To push back on this point, presumably even if grantmaker time is the binding resource and not money, Redwood also took up grantmaker time from OP (indeed I’d guess that OP’s grantmaker time on RR is much higher than for most other grants given the board member relationship). So I don’t think this really negates Omega’s argument—it is indeed relevant to ask how Redwood looks compared to grants that OP hasn’t made.
Personally, I am pretty glad Redwood exists and think their research so far is promising. But I am also pretty disappointed that OP hasn’t funded some academics that seem like slam dunks to me and think this reflects an anti-academia bias within OP (note they know I think this and disagree with me). Presumably this is more a discussion for the upcoming post on OP, though, and doesn’t say whether OP was overvaluing RR or undervaluing other grants (mostly the latter imo, though it seems plausible that OP should have been more critical about the marginal $1M to RR especially if overhiring was one of their issues).
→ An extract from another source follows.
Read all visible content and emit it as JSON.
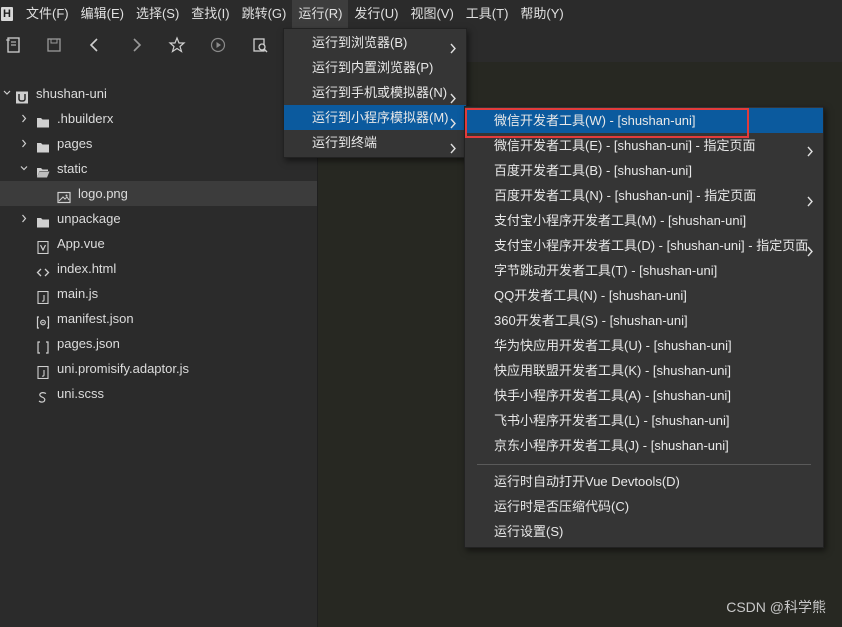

My prior is that people who Jacob thinks are slam-dunks should basically always be getting funding, so I’m pretty surprised by this anecdote. (In general I also expect that there are a lot of complex details in cases like these, so it doesn’t seem implausible that it was the right call, but it seemed worth registering the surprise.)
I work at Open Philanthropy, and in the last few months I took on much of our technical AI safety grantmaking.
In November and December, Jacob sent me a list of academics he felt that someone at Open Phil should reach out to and solicit proposals from. I was interested in these opportunities, but at the time, I was full-time on processing grant proposals that came in through Open Philanthropy’s form for grantees affected by the FTX crash and wasn’t able to take them on.
This work tailed off in January, and since then I’ve focused on a few bigger grants, some writing projects, and thinking through how I should approach further grantmaking. I think I should have reached out to at least a few of the people Jacob suggested earlier (e.g. in February). I didn’t make any explicit decision to reject someone that Jacob thought was a slam dunk because I disagreed with his assessment — rather, I was slower to reach out to talk to people he thought I should fund than I could have been.
I plan to talk to several of the leads Jacob sent my way in Q2, and (while I would plan to think through the case for these grants myself to the extent I can) I expect to end up agreeing a lot with Jacob’s assessments.
With that said, Jacob and I do have more nebulous higher-level disagreements about things like how truth-tracking academic culture tends to be and how much academic research has contributed to AI alignment so far, and in some indirect way these disagreements probably contributed to me prioritizing these reach outs less highly than someone else might have.
This seems fair, I’m significantly pushing back on this as criticism of Redwood, and as focus on the “Redwood has been overfunded” narrative. I agree that they probably consumed a bunch of grant makers time, and am sympathetic to the idea that OpenPhil is making a bunch of mistakes here.
I’m curious which academics you have in mind as slam dunks?